Bitcoin surpassed US$100,000 for the first time, propelled by “Trump pump” optimism surrounding the president-elect’s crypto-friendly policies.
The cryptocurrency, the largest by market value, soared to $102,510 on December 5, a 45% rise since Trump’s election victory in early November. It is currently trading around US$99,000.
Trump’s pro-crypto stance
In July 2024, at the Bitcoin 2024 conference in Nashville, Tennessee, Trump pledged to make the United States the “crypto capital of the planet.” In exchange, he received substantial financial support from prominent figures in the cryptocurrency industry.
Elon Musk’s attitude toward crypto is generally one of enthusiasm for its potential. He has championed specific coins like Bitcoin and Dogecoin. In early 2021, Tesla purchased $1.5 billion worth of Bitcoin and briefly accepted it as payment for vehicles. However, Bitcoin payments were suspended shortly after.
Recently, Trump announced plans to nominate cryptocurrency advocate Paul Atkins as chairman of the Securities and Exchange Commission. Trump praised Atkins as a “proven leader on common-sense regulation.”
On his social media platform, Trump said: “Digital assets and other innovations are crucial to making America greater than ever. »
A “carnival atmosphere”
Jason Titman, CEO of crypto brokerage Swyftx, noted that global trading volumes are surpassing mid-pandemic levels. “The appointment of Paul Atkins as SEC chairman has only added to the carnival atmosphere,” he told Bloomberg.
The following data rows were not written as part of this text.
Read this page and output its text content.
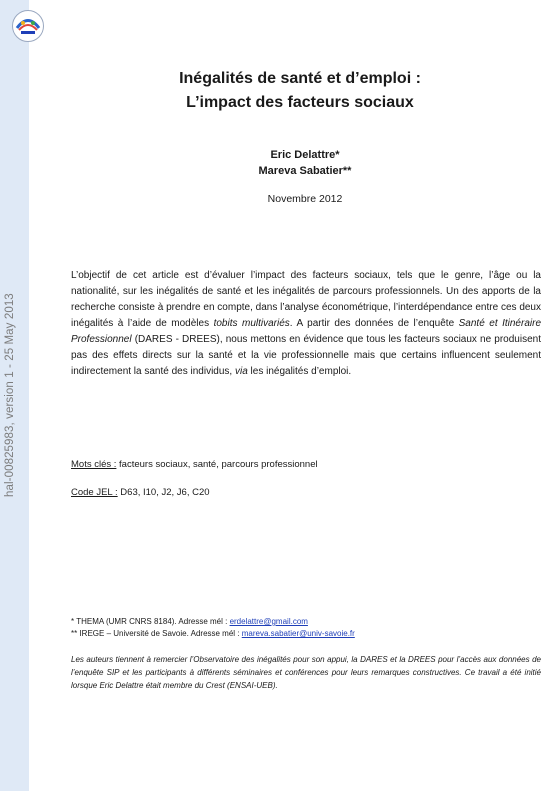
hal-00825983, version 1 - 25 May 2013
Inégalités de santé et d’emploi :
L’impact des facteurs sociaux
Eric Delattre*
Mareva Sabatier**
Novembre 2012
L’objectif de cet article est d’évaluer l’impact des facteurs sociaux, tels que le genre, l’âge ou la nationalité, sur les inégalités de santé et les inégalités de parcours professionnels. Un des apports de la recherche consiste à prendre en compte, dans l’analyse économétrique, l’interdépendance entre ces deux inégalités à l’aide de modèles tobits multivariés. A partir des données de l’enquête Santé et Itinéraire Professionnel (DARES - DREES), nous mettons en évidence que tous les facteurs sociaux ne produisent pas des effets directs sur la santé et la vie professionnelle mais que certains influencent seulement indirectement la santé des individus, via les inégalités d’emploi.
Mots clés : facteurs sociaux, santé, parcours professionnel
Code JEL : D63, I10, J2, J6, C20
* THEMA (UMR CNRS 8184). Adresse mél : erdelattre@gmail.com
** IREGE – Université de Savoie. Adresse mél : mareva.sabatier@univ-savoie.fr
Les auteurs tiennent à remercier l’Observatoire des inégalités pour son appui, la DARES et la DREES pour l’accès aux données de l’enquête SIP et les participants à différents séminaires et conférences pour leurs remarques constructives. Ce travail a été initié lorsque Eric Delattre était membre du Crest (ENSAI-UEB).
Bitcoin’s historic rise also benefited from year-end trends. Kyle Rodda, senior analyst at Capital.com, highlighted Bitcoin’s latest year-end rebounds, suggesting this current surge could expand further under the new administration.
Reviews
Warren Buffett called bitcoin a “gaming token.” “[Bitcoin] has no value, but that doesn’t stop people from wanting to play roulette.”
Bill Gates commented that cryptography is “100%” based on dumber theory.
Critics warn of environmental concerns over risks from energy-intensive mining and regulation. In 2021, China declared all cryptocurrency transactions illegal.
The inherent volatility of the asset is also something investors need to prepare for. On March 12, 2020, the price of Bitcoin fell by almost 40% in a single day, triggered by COVID-19. In June 2017, Ethereum briefly fell from US$319 to US$0.10 in seconds on GDAX (now Coinbase Pro) due to a large sell order and subsequent cascading stop-loss orders.
Regulations
Bitcoin’s rise beyond US$100,000 is seen as an important step towards mainstream acceptance. Cryptocurrency has suffered many crashes and “crypto winters”.
Australia’s stance on cryptocurrency is evolving, with regulators working to balance innovation and investor protection. The Australian Securities and Investments Commission has strengthened its oversight by proposing licensing requirements for cryptocurrency exchanges and businesses promoting digital assets. This potentially includes treating stablecoins and certain tokens as financial products, requiring compliance with strict regulatory standards.
Unlike the United States’ move toward crypto-friendly regulation, Europe is taking a cautious stance. The Markets in Crypto Assets (MiCA) Regulation recently introduced by the European Union aims to mitigate the risks associated with cryptocurrencies. Fabio Panetta, governor of Italy’s central bank, has criticized cryptoassets like Bitcoin as speculative and volatile, with no “intrinsic value.”